The different scenarios in this book with Shadow really show off his dark nature, as what in volume one often seemed like hard lessons learned for his patrons (albeit at high prices), is portrayed much more like him going out of his way to inflict pain on others, knowing fully what he’s gotten them, and those around them, into. Maria remains more the spectator to Shadow’s doings. These two are still not given much depth or explanation but are intriguing enough to warrant interest if more is revealed about them in future volumes. A note by the author in the back reinstates what was said in volume one, that Shadow is in love with Maria. It feels a bit odd, knowing something so personal about characters which seem so otherwise undeveloped, especially when it plays Shadow as more dependant on Maria’s affections, when in the story their relationship isn’t really implied like that in their sparse interactions.
The artwork remains as it did in volume one: solid, dramatic and suiting to the material.

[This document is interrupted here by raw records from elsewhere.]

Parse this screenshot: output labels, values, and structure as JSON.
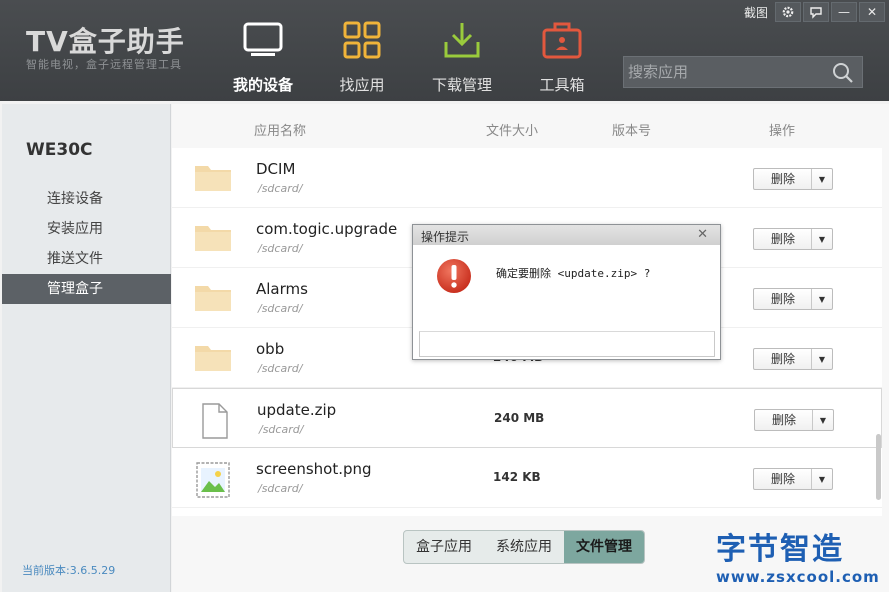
{
  "app": {
    "title": "TV盒子助手",
    "subtitle": "智能电视，盒子远程管理工具"
  },
  "titlebar": {
    "screenshot_label": "截图",
    "settings_icon": "gear-icon",
    "feedback_icon": "chat-icon",
    "minimize_label": "—",
    "close_label": "✕"
  },
  "nav": [
    {
      "label": "我的设备",
      "icon": "tv-icon",
      "active": true
    },
    {
      "label": "找应用",
      "icon": "grid-icon",
      "active": false
    },
    {
      "label": "下载管理",
      "icon": "download-icon",
      "active": false
    },
    {
      "label": "工具箱",
      "icon": "toolbox-icon",
      "active": false
    }
  ],
  "search": {
    "placeholder": "搜索应用",
    "value": ""
  },
  "sidebar": {
    "device_name": "WE30C",
    "items": [
      {
        "label": "连接设备",
        "active": false
      },
      {
        "label": "安装应用",
        "active": false
      },
      {
        "label": "推送文件",
        "active": false
      },
      {
        "label": "管理盒子",
        "active": true
      }
    ],
    "version": "当前版本:3.6.5.29"
  },
  "table": {
    "headers": [
      "应用名称",
      "文件大小",
      "版本号",
      "操作"
    ],
    "rows": [
      {
        "name": "DCIM",
        "path": "/sdcard/",
        "size": "",
        "icon": "folder-icon",
        "action": "删除"
      },
      {
        "name": "com.togic.upgrade",
        "path": "/sdcard/",
        "size": "",
        "icon": "folder-icon",
        "action": "删除"
      },
      {
        "name": "Alarms",
        "path": "/sdcard/",
        "size": "",
        "icon": "folder-icon",
        "action": "删除"
      },
      {
        "name": "obb",
        "path": "/sdcard/",
        "size": "240 MB",
        "icon": "folder-icon",
        "action": "删除"
      },
      {
        "name": "update.zip",
        "path": "/sdcard/",
        "size": "240 MB",
        "icon": "file-icon",
        "action": "删除"
      },
      {
        "name": "screenshot.png",
        "path": "/sdcard/",
        "size": "142 KB",
        "icon": "image-file-icon",
        "action": "删除"
      }
    ]
  },
  "tabs": [
    {
      "label": "盒子应用",
      "active": false
    },
    {
      "label": "系统应用",
      "active": false
    },
    {
      "label": "文件管理",
      "active": true
    }
  ],
  "dialog": {
    "title": "操作提示",
    "message": "确定要删除 <update.zip> ?",
    "close_label": "✕",
    "icon": "warning-icon"
  },
  "watermark": {
    "text": "字节智造",
    "url": "www.zsxcool.com"
  },
  "colors": {
    "header_bg": "#43464a",
    "sidebar_active": "#5c6166",
    "tab_active": "#7da79f",
    "warning_red": "#e2493b",
    "folder": "#f3d9a8"
  }
}
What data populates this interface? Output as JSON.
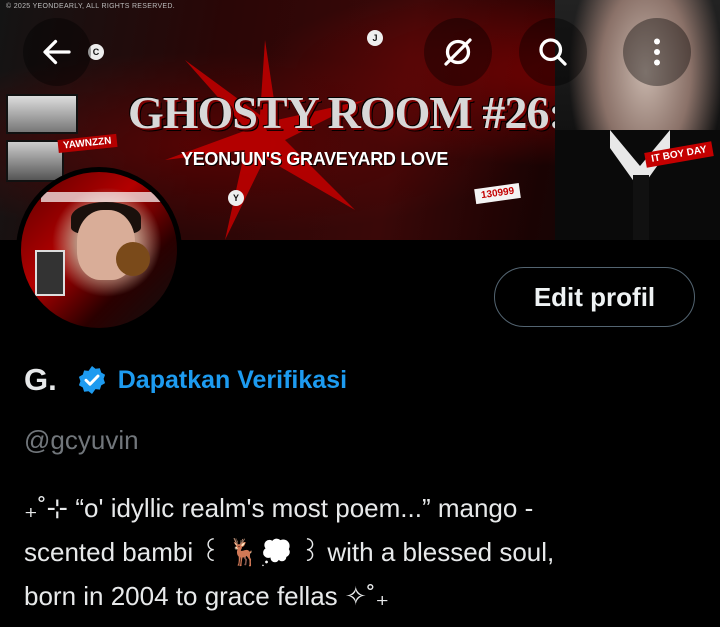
{
  "banner": {
    "copyright": "© 2025 YEONDEARLY, ALL RIGHTS RESERVED.",
    "title": "GHOSTY ROOM #26:",
    "subtitle": "YEONJUN'S GRAVEYARD LOVE",
    "tag_left": "YAWNZZN",
    "tag_number": "130999",
    "tag_right": "IT BOY DAY",
    "letter_j": "J",
    "letter_c": "C",
    "letter_y": "Y"
  },
  "header": {
    "back_icon": "arrow-left-icon",
    "mute_icon": "notifications-off-icon",
    "search_icon": "search-icon",
    "more_icon": "more-vertical-icon"
  },
  "profile": {
    "edit_label": "Edit profil",
    "display_name": "G.",
    "verify_label": "Dapatkan Verifikasi",
    "handle": "@gcyuvin",
    "bio_lines": [
      "₊˚⊹ “o' idyllic realm's most poem...” mango -",
      "scented bambi ꒰ 🦌💭 ꒱ with a blessed soul,",
      "born in 2004 to grace fellas ✧˚₊"
    ]
  },
  "colors": {
    "background": "#000000",
    "accent": "#1d9bf0",
    "secondary_text": "#71767b",
    "border": "#536471"
  }
}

The only continued quip is once you’ve seen one dramatic facial expression by Kaoru Ohashi, you’ve seen them all and often panels feel too similar to numerous others before it, from this series and others.
Aurora Publishing put Nightmares for Sale together nicely with an attractive cover and crisp interior printing. The book has solid binding and the pages are easy to turn. The translation inside is smooth and English-equivalent sound effects are laid next to the Japanaese ones instead of replacing them. It’s a nice effect that allows the original sound effect to remain in place so the artwork is unaffected while still offering translation to readers. At the back of the book are several pages of advertisements for other series Aurora publishes.
Nightmares for Sale manages to remain interesting and thought provoking throughout volume two, even with the possible threat of dullness due to repetition still looming over its future. While the stories continue to be much more creepy than they are horrific, it’s still a fairly entertaining read for horror fans and something that shouldn’t be missed by fans of Kaoru Ohashi’s work.